LinuxQuestions.org - [SOLVED] decimal pattern matching

- Programming (https://www.linuxquestions.org/questions/programming-9/)

- - decimal pattern matching (https://www.linuxquestions.org/questions/programming-9/decimal-pattern-matching-900716/)

decimal pattern matching

I have a big file and the lines pattern is given below:

MDQ[11:15],IO,MDQ[10:14],,,,MDQ[12:16],TPR_AAWD[11:15]

I want to modify this file like given below:

MDQ[11],IO,MDQ[10],,,,MDQ[12],TPR_AAWD[11]
MDQ[12],IO,MDQ[11],,,,MDQ[13],TPR_AAWD[12]
MDQ[13],IO,MDQ[12],,,,MDQ[14],TPR_AAWD[13]
MDQ[14],IO,MDQ[13],,,,MDQ[15],TPR_AAWD[14]

How i can implement this in sed/awk/perl/csh/vim?
Please help

I see integers not decimals.
To clarify, you want to strip the bits between : and ], aka take turn [nn:nn] into [nn]?

It looks more to me like he wants to take the bracketed parts as a sequence of integers, and expand them into individual entries based on that sequence. [11:15] becomes five single lines with [11], [12], [13], [14], and [15]. But the whole problem is still not entirely clear.

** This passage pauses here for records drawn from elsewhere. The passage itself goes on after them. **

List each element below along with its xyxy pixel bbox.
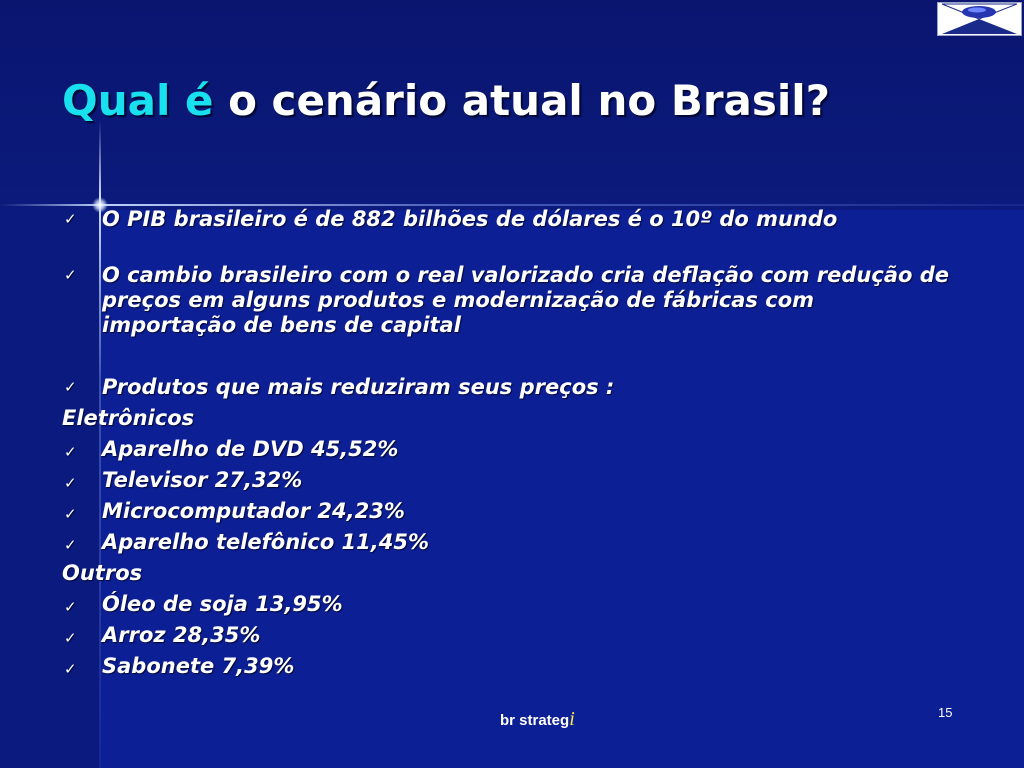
list-item-text: Televisor 27,32% <box>102 468 303 492</box>
background-left-strip <box>0 210 100 768</box>
check-icon: ✓ <box>64 536 77 554</box>
category-label: Outros <box>62 561 143 585</box>
diamond-logo-icon <box>941 3 1018 34</box>
list-item-text: Óleo de soja 13,95% <box>102 592 343 616</box>
title-highlight: Qual é <box>62 76 214 125</box>
footer-brand: br strategi <box>500 708 575 731</box>
list-item: ✓ Aparelho de DVD 45,52% <box>62 434 1022 465</box>
check-icon: ✓ <box>64 660 77 678</box>
list-item: ✓ Microcomputador 24,23% <box>62 496 1022 527</box>
list-item: ✓ Televisor 27,32% <box>62 465 1022 496</box>
list-item-text: Arroz 28,35% <box>102 623 261 647</box>
list-item: ✓ Aparelho telefônico 11,45% <box>62 527 1022 558</box>
check-icon: ✓ <box>64 505 77 523</box>
slide-content: ✓ O PIB brasileiro é de 882 bilhões de d… <box>62 207 1022 682</box>
background-main <box>100 210 1024 768</box>
category-label: Eletrônicos <box>62 406 195 430</box>
bullet-text-line: O cambio brasileiro com o real valorizad… <box>102 263 950 287</box>
list-item: ✓ Óleo de soja 13,95% <box>62 589 1022 620</box>
bullet-text-line: importação de bens de capital <box>102 313 461 337</box>
list-item-text: Aparelho de DVD 45,52% <box>102 437 399 461</box>
check-icon: ✓ <box>64 378 77 396</box>
background-top <box>0 0 1024 210</box>
list-item-text: Sabonete 7,39% <box>102 654 295 678</box>
bullet-item: ✓ Produtos que mais reduziram seus preço… <box>62 375 1022 400</box>
horizontal-accent-line <box>0 204 1024 206</box>
check-icon: ✓ <box>64 266 77 284</box>
bullet-text-line: preços em alguns produtos e modernização… <box>102 288 815 312</box>
bullet-item: ✓ O cambio brasileiro com o real valoriz… <box>62 263 1022 338</box>
check-icon: ✓ <box>64 443 77 461</box>
check-icon: ✓ <box>64 474 77 492</box>
page-number: 15 <box>938 705 953 720</box>
bullet-text: Produtos que mais reduziram seus preços … <box>102 375 615 399</box>
vertical-accent-line <box>99 120 101 768</box>
bullet-text: O PIB brasileiro é de 882 bilhões de dól… <box>102 207 838 231</box>
page-title: Qual é o cenário atual no Brasil? <box>62 76 830 125</box>
list-item: ✓ Arroz 28,35% <box>62 620 1022 651</box>
list-item-text: Microcomputador 24,23% <box>102 499 405 523</box>
footer-brand-i: i <box>569 708 575 730</box>
bullet-item: ✓ O PIB brasileiro é de 882 bilhões de d… <box>62 207 1022 232</box>
check-icon: ✓ <box>64 598 77 616</box>
list-item: ✓ Sabonete 7,39% <box>62 651 1022 682</box>
title-rest: o cenário atual no Brasil? <box>213 76 831 125</box>
check-icon: ✓ <box>64 210 77 228</box>
sparkle-icon <box>92 197 108 213</box>
check-icon: ✓ <box>64 629 77 647</box>
logo <box>937 2 1022 36</box>
footer-brand-text: br strateg <box>500 712 570 729</box>
list-item-text: Aparelho telefônico 11,45% <box>102 530 430 554</box>
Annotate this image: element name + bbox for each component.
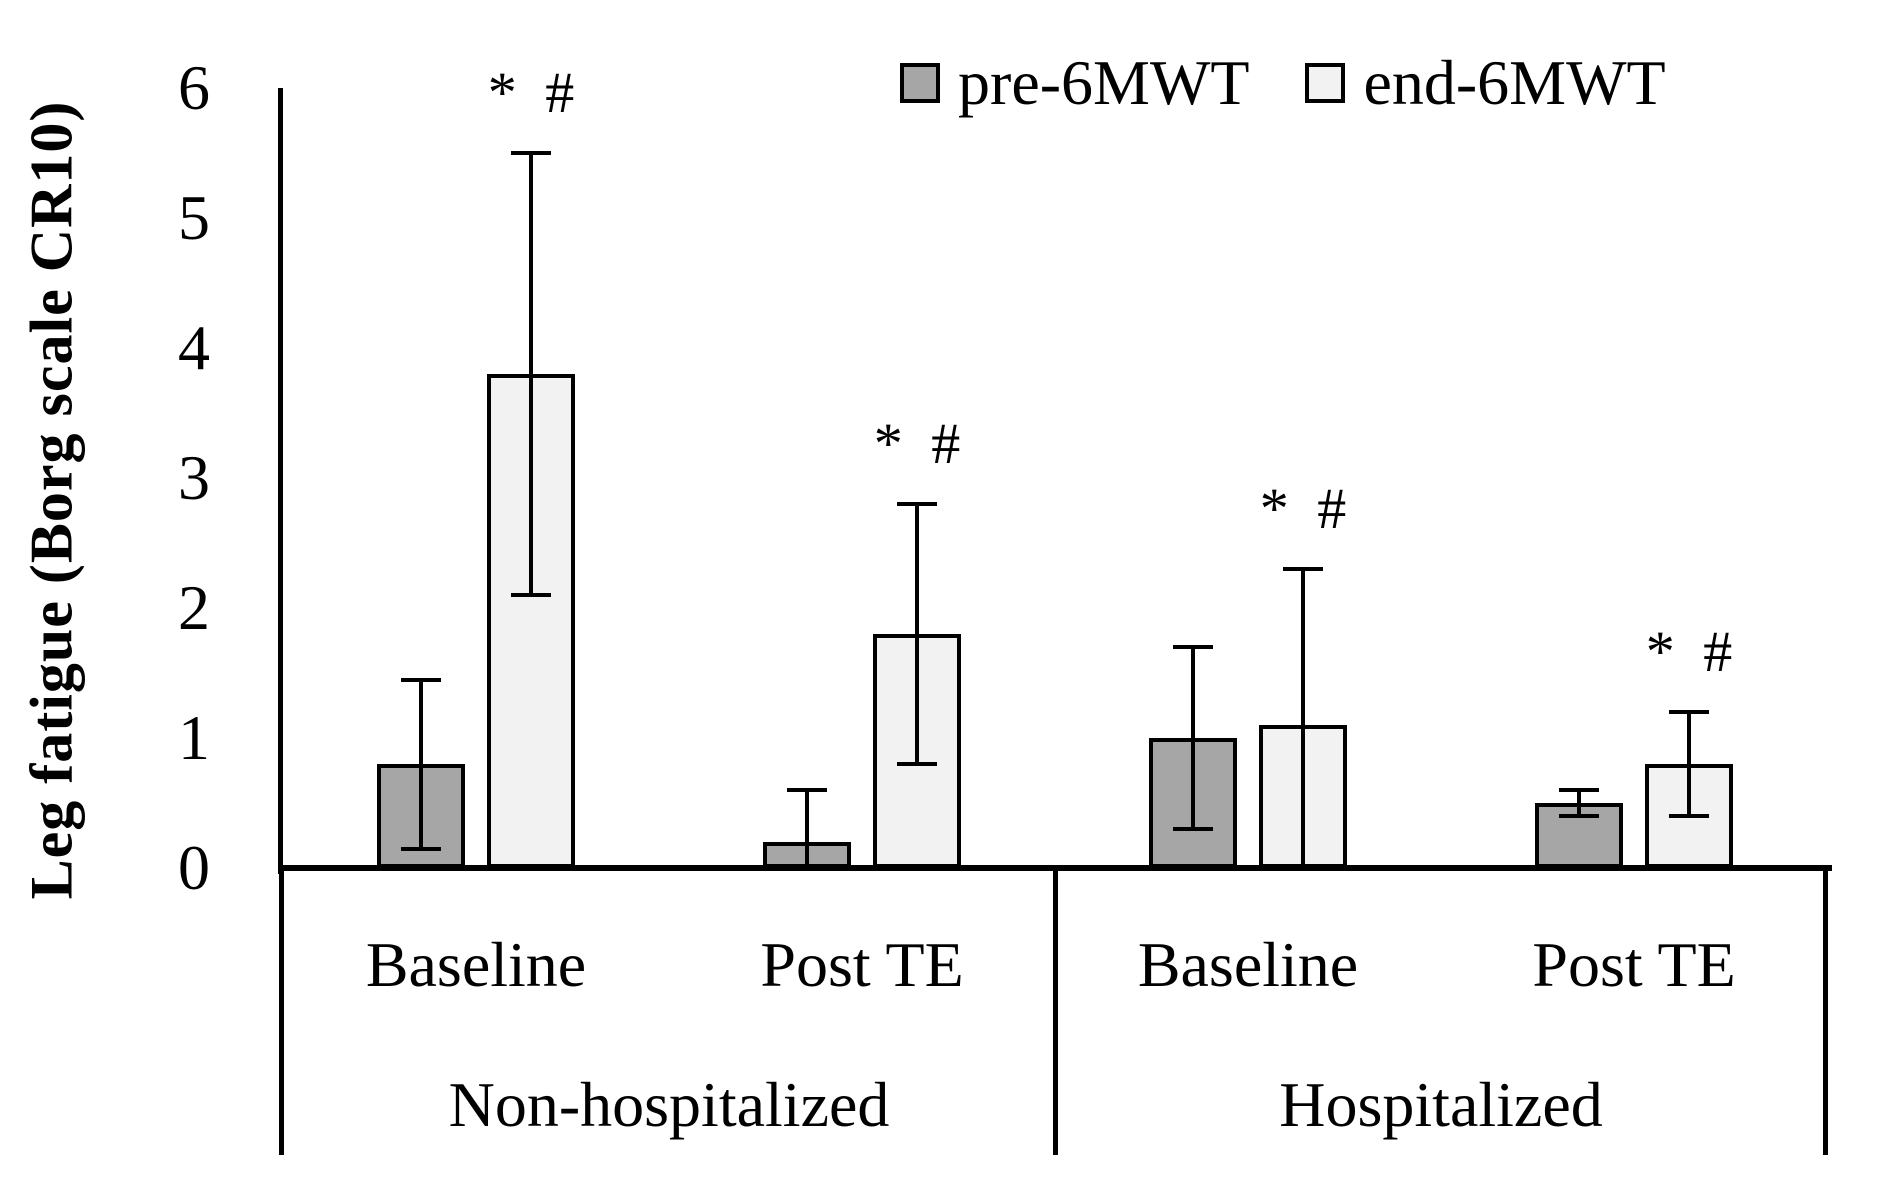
legend-swatch-end-6mwt — [1305, 63, 1346, 103]
x-group-label-0: Non-hospitalized — [448, 1069, 890, 1140]
x-category-label-2: Baseline — [1137, 929, 1359, 1000]
error-bar-line-end-6MWT-group1 — [915, 504, 919, 764]
y-axis-tick-label: 5 — [178, 182, 210, 253]
legend-swatch-pre-6mwt — [900, 63, 940, 103]
y-axis-line — [278, 88, 283, 874]
y-axis-tick-label: 6 — [178, 52, 210, 123]
error-bar-cap-top-pre-6MWT-group2 — [1173, 645, 1213, 649]
error-bar-cap-top-end-6MWT-group0 — [511, 151, 551, 155]
error-bar-cap-top-end-6MWT-group1 — [897, 502, 937, 506]
error-bar-cap-top-end-6MWT-group2 — [1283, 567, 1323, 571]
category-box-right-border — [1823, 868, 1828, 1155]
error-bar-cap-top-end-6MWT-group3 — [1669, 710, 1709, 714]
error-bar-cap-top-pre-6MWT-group1 — [787, 788, 827, 792]
legend-item-end-6mwt: end-6MWT — [1305, 47, 1666, 118]
error-bar-cap-bottom-pre-6MWT-group0 — [401, 846, 441, 851]
error-bar-line-end-6MWT-group0 — [529, 153, 533, 595]
error-bar-cap-bottom-end-6MWT-group3 — [1669, 814, 1709, 818]
error-bar-line-end-6MWT-group3 — [1687, 712, 1691, 816]
error-bar-line-pre-6MWT-group1 — [805, 790, 809, 868]
error-bar-cap-bottom-end-6MWT-group0 — [511, 593, 551, 597]
x-category-label-0: Baseline — [365, 929, 587, 1000]
category-box-group-divider — [1053, 868, 1058, 1155]
error-bar-cap-bottom-end-6MWT-group1 — [897, 762, 937, 766]
x-group-label-1: Hospitalized — [1279, 1069, 1603, 1140]
y-axis-tick-label: 2 — [178, 572, 210, 643]
category-box-left-border — [279, 868, 284, 1155]
error-bar-line-end-6MWT-group2 — [1301, 569, 1305, 868]
significance-annotation-group0: * # — [487, 60, 575, 125]
error-bar-cap-top-pre-6MWT-group3 — [1559, 788, 1599, 792]
y-axis-tick-label: 1 — [178, 702, 210, 773]
error-bar-line-pre-6MWT-group0 — [419, 679, 423, 849]
error-bar-cap-bottom-pre-6MWT-group3 — [1559, 814, 1599, 818]
error-bar-cap-top-pre-6MWT-group0 — [401, 677, 441, 682]
x-category-label-3: Post TE — [1532, 929, 1736, 1000]
error-bar-cap-bottom-pre-6MWT-group2 — [1173, 827, 1213, 831]
error-bar-line-pre-6MWT-group2 — [1191, 647, 1195, 829]
legend-label-end-6mwt: end-6MWT — [1363, 47, 1666, 118]
y-axis-tick-label: 3 — [178, 442, 210, 513]
error-bar-line-pre-6MWT-group3 — [1577, 790, 1581, 816]
significance-annotation-group1: * # — [873, 411, 961, 476]
chart-legend: pre-6MWT end-6MWT — [900, 48, 1666, 118]
significance-annotation-group3: * # — [1645, 619, 1733, 684]
legend-label-pre-6mwt: pre-6MWT — [958, 47, 1250, 118]
y-axis-tick-label: 4 — [178, 312, 210, 383]
y-axis-tick-label: 0 — [178, 832, 210, 903]
x-category-label-1: Post TE — [760, 929, 964, 1000]
legend-item-pre-6mwt: pre-6MWT — [900, 48, 1249, 118]
significance-annotation-group2: * # — [1259, 476, 1347, 541]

You say it's a "big file", but you only showed us one line. Does every line have sequences like that, or are there other lines interspersed? Are the sequences all single digit increments? Are the patterns regular or irregular in any way? Do you want the output to be a single file, with only the expanded lines, or with the expanded lines following the unexpanded lines, or what?

Please clarify.

And please use [code][/code] tags around your code (including input and output text), to preserve formatting and to improve readability.

Quote:

Originally Posted by Proud (Post 4459634)

I see integers not decimals.
To clarify, you want to strip the bits between : and ], aka take turn [nn:nn] into [nn]?

yaa.. its integers.

first we need to calculate the range between MDQ[11:15] , its 5.
and need to split the line into 5 lines as given below:
MDQ[11]
MDQ[12]
MDQ[13]
MDQ[14]
MDQ[15]

Quote:

Originally Posted by David the H. (Post 4459647)

Yes. Its a big file, i showed here only one line and every other lines has same sequence.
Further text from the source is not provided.